These heart-shaped Valentine sugar cookies have a subtle orange zest and the perfect balance in texture -- not too crisp and not too soft. With a beautiful red jelly filling, they make the perfect gift for any holiday.
Cream the sugar and shortening in a mixer until well blended.
Add the eggs, and continue to mix until the mixture is light and fluffy.
Add the vanilla and grated peel, and mix thoroughly.
Combine the dry ingredients in a separate bowl.
Gradually, add the dry ingredients to the creamed mixture, alternating with the teaspoons of milk.
Divide the mixture into half or quarters. Chill the dough for one hour.
Roll and cut cookies
Begin rolling out one cluster of dough at a time to about 1/8-inch thickness, leaving the remaining dough chilled until ready.
Using the larger of the two cookie cutters, cut heart shapes in the dough.

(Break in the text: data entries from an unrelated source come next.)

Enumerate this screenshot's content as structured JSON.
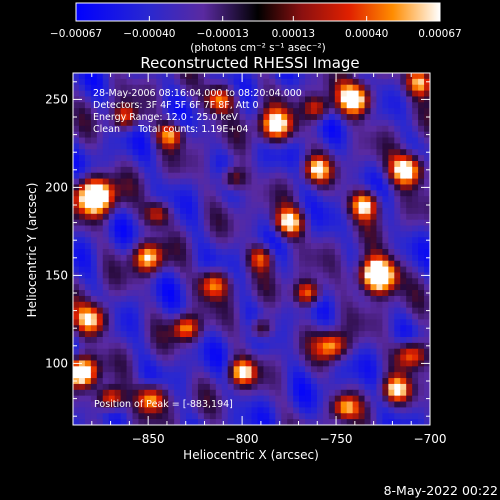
{
  "chart_data": {
    "type": "heatmap",
    "title": "Reconstructed RHESSI Image",
    "xlabel": "Heliocentric X (arcsec)",
    "ylabel": "Heliocentric Y (arcsec)",
    "xlim": [
      -890,
      -700
    ],
    "ylim": [
      65,
      265
    ],
    "x_ticks": [
      -850,
      -800,
      -750,
      -700
    ],
    "x_tick_labels": [
      "−850",
      "−800",
      "−750",
      "−700"
    ],
    "y_ticks": [
      100,
      150,
      200,
      250
    ],
    "y_tick_labels": [
      "100",
      "150",
      "200",
      "250"
    ],
    "colorbar": {
      "range": [
        -0.00067,
        0.00067
      ],
      "ticks": [
        -0.00067,
        -0.0004,
        -0.00013,
        0.00013,
        0.0004,
        0.00067
      ],
      "tick_labels": [
        "−0.00067",
        "−0.00040",
        "−0.00013",
        "0.00013",
        "0.00040",
        "0.00067"
      ],
      "units_label": "(photons cm⁻² s⁻¹ asec⁻²)"
    },
    "annotations": [
      "28-May-2006 08:16:04.000 to 08:20:04.000",
      "Detectors: 3F 4F 5F 6F 7F 8F, Att 0",
      "Energy Range: 12.0 - 25.0 keV",
      "Clean      Total counts: 1.19E+04"
    ],
    "peak_label": "Position of Peak = [-883,194]",
    "peak": [
      -883,
      194
    ],
    "grid": false
  },
  "footer": {
    "timestamp": "8-May-2022 00:22"
  },
  "colors": {
    "background": "#000000",
    "foreground": "#ffffff"
  }
}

Then use the smaller cookie cutter to create a smaller heart cutout on half of the cookies. This will be the "window" for the jelly filling.
On the large heart shapes (without the cutout), spread a thin layer of jelly to cover, leaving about a 1/8-inch border from the edge.
Sprinkle a light coating of white sugar sprinkles on the plain heart-shaped cookies, if desired.
Bake
Place the cookies onto a greased cookie sheet or non-stick plan. (You can also opt to use parchment paper or a silicone mat.)
For the smaller heart shape cutouts, you can either leave them as smaller cookies or combine them with the remaining dough to continue making the larger heart cookies.
Bake the cookies for 8-12 minutes until they turn slightly golden.
Remove the cookies from the oven, place them on a cooling rack, and "sandwich" the plain heart and jelly heart. Sprinkle with more granulated sugar sprinkles, if desired.
Notes
Baking times will vary depending on the thickness of the cookie and cookie sheet used. I recommend aluminum cookie sheets for more even heating.